La Maison Blanche a tenté d'apaiser lundi les tensions avec Bagdad, après les critiques portées par le secrétaire à la Défense sur l'armée irakienne, accusée d'un "manque de volonté" face aux jihadistes de l'Etat islamique (EI).

En Syrie, les combats se sont poursuivis autour de Palmyre après sa conquête par l'EI, qui a exécuté plus de 200 soldats et civils dans le centre du pays ces derniers jours selon une ONG.
Alors que l'EI s'est emparé le 17 mai de la ville clé de Ramadi, le secrétaire américain à la Défense Ashton Carter avait regretté dimanche sur CNN que l'armée irakienne n'ait "pas montré de volonté de se battre".

"Je suis surpris par ce qu'il a dit (...) Je suis sûr qu'il a reçu des informations inexactes", avait rapidement réagi le Premier ministre irakien Haider al-Abadi sur la BBC.

Face à cette polémique, le vice-président américain Joe Biden a téléphoné lundi à M. Abadi pour rendre hommage à l'armée irakienne, reconnaissant "le courage et l'énorme sacrifice de (ses) soldats" face au groupe jihadiste, selon la Maison Blanche.

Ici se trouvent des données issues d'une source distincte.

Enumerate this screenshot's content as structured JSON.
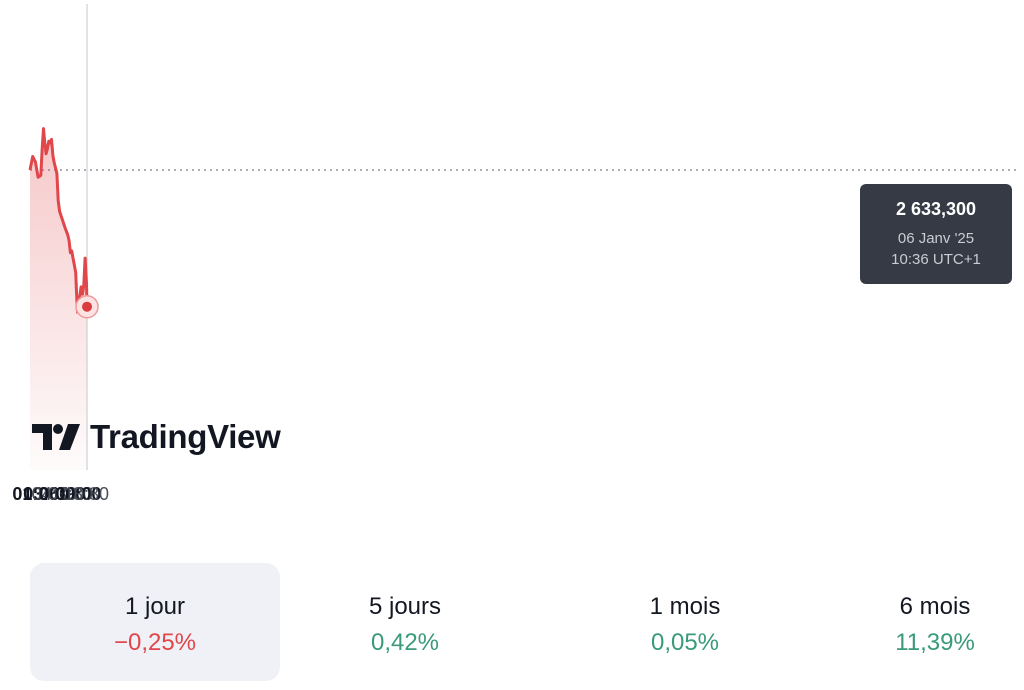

Il a aussi réaffirmé "le soutien des Etats-Unis au combat du gouvernement irakien contre" l'EI.

La chute de Ramadi, chef-lieu de la province d'Al-Anbar situé à une centaine de kilomètres à l'ouest de Bagdad, a soulevé des questions sur la stratégie non seulement du gouvernement Abadi mais aussi de son allié américain.

Plus de 3.000 raids aériens de la coalition internationale menée par Washington n'ont en effet pas empêché l'EI de continuer à renforcer son "califat" proclamé sur un vaste territoire à cheval sur l'Irak et la Syrie.

La critique la plus vive est venue d'Iran où l'influent général Ghassem Souleimani a déclaré que les Etats-Unis n'avaient "rien fait" pour aider l'armée irakienne à Ramadi.

"M. (Barack) Obama, quelle est la distance entre Ramadi et la base al-Assad où les avions américains sont basés? Comment pouvez-vous vous installer là-bas sous prétexte de protéger les Irakiens et ne rien faire? Ceci n'est pas autre chose que d'être complice d'un complot", a déclaré le chef de la force Qods chargée des opérations extérieures de l'armée d'élite du régime.
Al-Assad est une base où sont stationnés des conseillers américains à une centaine de km de Ramadi.

"Pour lutter" contre l'EI, "il n'y a que la République islamique", a lancé le général Souleimani, qui a été actif en Irak, notamment lors de la reprise fin mars de Tikrit (nord) par l'armée et les milices irakiennes selon des médias iraniens.

Pour l'expert irakien Ahmed Ali, les critiques de M. Carter sont "surprenantes et sont susceptibles de peser sur le moral des forces de sécurité irakiennes", déjà affecté par les récents revers face à l'EI.

Après la débâcle de Ramadi, M. Abadi a fait appel aux puissantes milices chiites, jusque-là tenues à l'écart d'Al-Anbar pour éviter de s'aliéner la population majoritairement sunnite, et promis que la ville serait reprise "bientôt".

Les forces gouvernementales, renforcées par des tribus sunnites et des miliciens chiites, sont parvenues à reprendre ces derniers jours une partie du territoire perdu à l'est de Ramadi.